Według oficjalnych wyników wyborów na prezydenta Krakowa, które opublikowała Państwowa Komisja Wyborcza, Aleksander Miszalski z Koalicji Obywatelskiej i Łukasz Gibała z Komitetu Wyborczego Wyborców Łukasza Gibały Kraków dla Mieszkańców przeszli do drugiej tury wyborów na prezydenta Krakowa. Miszalski dostał poparcie na poziomie 37,21 procent głosów, co oznacza, że zagłosowało na niego 110 556 wyborców. Z kolei Gibała dostał 26,79 procent głosów, czyli 79 580 osób oddało na niego głos.

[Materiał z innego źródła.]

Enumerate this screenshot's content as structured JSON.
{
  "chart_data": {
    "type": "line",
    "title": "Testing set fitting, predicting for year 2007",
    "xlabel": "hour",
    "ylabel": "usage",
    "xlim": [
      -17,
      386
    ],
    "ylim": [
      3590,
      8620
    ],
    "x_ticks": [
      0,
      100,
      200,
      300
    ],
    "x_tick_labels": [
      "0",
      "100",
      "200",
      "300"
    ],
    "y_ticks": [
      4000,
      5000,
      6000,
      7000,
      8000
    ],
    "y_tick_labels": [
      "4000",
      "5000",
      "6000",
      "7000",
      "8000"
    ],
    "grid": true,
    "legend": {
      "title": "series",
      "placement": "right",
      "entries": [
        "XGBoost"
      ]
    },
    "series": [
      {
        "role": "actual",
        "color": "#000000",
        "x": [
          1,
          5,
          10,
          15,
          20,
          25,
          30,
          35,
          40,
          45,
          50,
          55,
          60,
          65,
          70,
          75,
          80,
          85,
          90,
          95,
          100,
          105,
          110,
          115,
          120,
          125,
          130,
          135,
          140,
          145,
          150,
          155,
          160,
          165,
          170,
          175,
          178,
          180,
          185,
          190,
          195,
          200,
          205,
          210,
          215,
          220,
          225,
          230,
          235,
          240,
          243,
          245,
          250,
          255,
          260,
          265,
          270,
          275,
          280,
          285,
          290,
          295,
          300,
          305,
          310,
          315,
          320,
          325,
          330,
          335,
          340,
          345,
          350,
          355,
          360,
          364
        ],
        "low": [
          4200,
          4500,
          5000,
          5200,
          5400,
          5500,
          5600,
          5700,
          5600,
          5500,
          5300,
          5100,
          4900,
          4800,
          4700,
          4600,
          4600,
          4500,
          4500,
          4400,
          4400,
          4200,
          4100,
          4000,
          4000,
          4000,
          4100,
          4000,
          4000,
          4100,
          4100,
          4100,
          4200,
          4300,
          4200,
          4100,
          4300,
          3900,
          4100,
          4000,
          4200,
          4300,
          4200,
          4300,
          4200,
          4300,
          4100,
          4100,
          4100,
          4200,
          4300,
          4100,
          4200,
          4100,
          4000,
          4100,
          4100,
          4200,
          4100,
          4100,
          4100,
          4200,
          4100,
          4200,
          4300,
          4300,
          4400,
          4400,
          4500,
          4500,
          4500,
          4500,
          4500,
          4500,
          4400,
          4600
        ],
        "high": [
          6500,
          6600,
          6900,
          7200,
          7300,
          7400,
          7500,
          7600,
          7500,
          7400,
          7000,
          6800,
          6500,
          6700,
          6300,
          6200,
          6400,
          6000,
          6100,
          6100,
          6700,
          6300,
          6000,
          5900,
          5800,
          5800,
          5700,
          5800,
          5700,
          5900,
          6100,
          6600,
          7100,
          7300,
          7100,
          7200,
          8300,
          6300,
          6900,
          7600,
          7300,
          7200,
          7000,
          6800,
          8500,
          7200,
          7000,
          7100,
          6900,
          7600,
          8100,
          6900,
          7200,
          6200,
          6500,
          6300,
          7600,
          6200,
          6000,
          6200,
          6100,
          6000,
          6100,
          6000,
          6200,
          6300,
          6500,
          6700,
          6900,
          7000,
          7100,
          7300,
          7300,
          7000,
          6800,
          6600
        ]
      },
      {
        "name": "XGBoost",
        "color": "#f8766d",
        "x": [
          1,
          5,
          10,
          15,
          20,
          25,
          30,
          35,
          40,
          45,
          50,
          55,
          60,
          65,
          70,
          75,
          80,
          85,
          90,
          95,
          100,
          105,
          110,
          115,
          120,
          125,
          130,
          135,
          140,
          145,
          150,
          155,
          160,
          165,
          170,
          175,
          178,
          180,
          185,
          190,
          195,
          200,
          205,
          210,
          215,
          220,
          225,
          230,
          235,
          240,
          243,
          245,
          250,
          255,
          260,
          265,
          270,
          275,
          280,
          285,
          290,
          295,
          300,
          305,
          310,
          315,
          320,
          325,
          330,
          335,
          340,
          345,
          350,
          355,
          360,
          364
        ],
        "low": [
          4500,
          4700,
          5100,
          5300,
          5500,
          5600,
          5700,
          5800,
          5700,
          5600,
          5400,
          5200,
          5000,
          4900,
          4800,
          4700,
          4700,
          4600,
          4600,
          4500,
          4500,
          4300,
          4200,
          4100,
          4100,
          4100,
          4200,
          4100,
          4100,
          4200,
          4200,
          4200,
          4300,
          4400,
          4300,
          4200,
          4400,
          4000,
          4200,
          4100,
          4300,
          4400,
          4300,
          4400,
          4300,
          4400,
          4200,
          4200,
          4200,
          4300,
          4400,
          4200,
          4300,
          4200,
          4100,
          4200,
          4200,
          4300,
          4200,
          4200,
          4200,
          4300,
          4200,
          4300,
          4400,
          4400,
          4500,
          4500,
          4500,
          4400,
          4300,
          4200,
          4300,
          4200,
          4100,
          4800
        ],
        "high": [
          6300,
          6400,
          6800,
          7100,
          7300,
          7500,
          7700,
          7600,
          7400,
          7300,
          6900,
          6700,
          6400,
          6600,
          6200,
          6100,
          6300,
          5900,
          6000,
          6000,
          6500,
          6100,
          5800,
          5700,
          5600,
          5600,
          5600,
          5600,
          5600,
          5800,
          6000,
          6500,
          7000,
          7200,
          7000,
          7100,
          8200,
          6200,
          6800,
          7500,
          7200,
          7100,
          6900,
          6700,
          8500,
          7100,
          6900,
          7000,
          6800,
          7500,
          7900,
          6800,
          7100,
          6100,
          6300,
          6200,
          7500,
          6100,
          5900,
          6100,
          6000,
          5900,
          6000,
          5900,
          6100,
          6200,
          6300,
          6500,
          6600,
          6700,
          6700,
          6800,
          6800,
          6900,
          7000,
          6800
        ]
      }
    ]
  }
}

Jacek Majchrowski o wynikach wyborów prezydenckich w Krakowie

W wyborach na prezydenta miasta nie startował urzędujący włodarz miasta Jacek Majchrowski. Rządzi on Krakowem od 2002 roku i tym samym jest najdłużej rządzącym prezydentem w historii miasta. O wyborach samorządowych, w których sam nie uczestniczył, mówił w rozmowie z „Gazetą Wyborczą”. Zastrzegł, że wynik różni się znacznie od szacunków sondażowych. – Łukasz Gibała nie pierwszy raz zrobił sam siebie liderem sondaży, ponieważ zaczął takie wyniki rozpowszechniać na długo przed rozpoczęciem kampanii wyborczej. Efekt był taki, że przede wszystkim media zaczęły go pokazywać w roli lidera, wielu krakowian w to uwierzyło i nikt tej pozycji nie podważał, co stało się trochę samospełniającą się przepowiednią w kolejnych sondażach – ocenił Majchrowski.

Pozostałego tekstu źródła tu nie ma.